Why then, was it so much more common to see things built out several smaller sprites on the Genesis than the SNES?
Was this just a style thing? Or was there some other hardware factor that I'm missing?

Of course, lots of games on both systems had things built out of "many sprites," but on the SNES they tried to make things look like single larger sprites. Mega Man X, for example, has separate sprites for all his upgradable components, and many of the larger enemies are building out of "parts" that can move independently. But each of those sprites looks different from each other; each one is a unique "part."
But on the Genesis, so many games had characters (especially bosses) built out of repeated sprites, in a style like Vectorman. Bosses in Monster World 4, Gunstar Heroes, Castlevania Bloodlines, all the Sonic games. And yet I'm struggling to think of more than one example on the SNES.

The SNES seems more capable of handling many sprites on the screen.
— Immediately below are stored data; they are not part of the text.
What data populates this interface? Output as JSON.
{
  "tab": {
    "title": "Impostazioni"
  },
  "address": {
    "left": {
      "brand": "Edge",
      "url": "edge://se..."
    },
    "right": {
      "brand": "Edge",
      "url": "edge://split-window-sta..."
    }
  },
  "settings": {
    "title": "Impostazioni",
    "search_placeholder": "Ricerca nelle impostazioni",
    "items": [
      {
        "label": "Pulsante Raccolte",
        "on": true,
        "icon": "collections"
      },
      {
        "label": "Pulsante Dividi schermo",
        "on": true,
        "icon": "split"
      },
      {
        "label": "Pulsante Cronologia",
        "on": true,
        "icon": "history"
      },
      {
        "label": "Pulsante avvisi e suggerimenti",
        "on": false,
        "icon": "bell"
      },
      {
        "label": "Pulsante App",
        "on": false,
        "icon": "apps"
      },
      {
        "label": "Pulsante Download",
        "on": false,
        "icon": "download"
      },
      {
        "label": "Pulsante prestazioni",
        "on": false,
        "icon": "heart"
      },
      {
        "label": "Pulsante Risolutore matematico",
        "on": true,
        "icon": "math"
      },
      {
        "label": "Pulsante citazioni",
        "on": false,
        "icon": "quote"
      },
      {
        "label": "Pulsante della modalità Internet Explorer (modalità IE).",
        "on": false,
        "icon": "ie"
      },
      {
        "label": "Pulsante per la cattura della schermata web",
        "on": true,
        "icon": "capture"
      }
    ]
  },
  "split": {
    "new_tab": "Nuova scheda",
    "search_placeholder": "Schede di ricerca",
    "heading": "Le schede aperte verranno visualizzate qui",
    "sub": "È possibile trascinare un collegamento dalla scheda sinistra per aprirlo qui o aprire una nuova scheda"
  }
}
They both are looking at the same amount of memory for sprites, so there isn't a need to repeat objects to conserve memory. And honestly the Genesis's ability to use more sizes in sprites seems like the kind of thing that would benefit having enemies that look like single large sprites.

So where is this coming from? Is there a hardware reason or was it just a style that the Sega people leaned to more than the Nintendo people?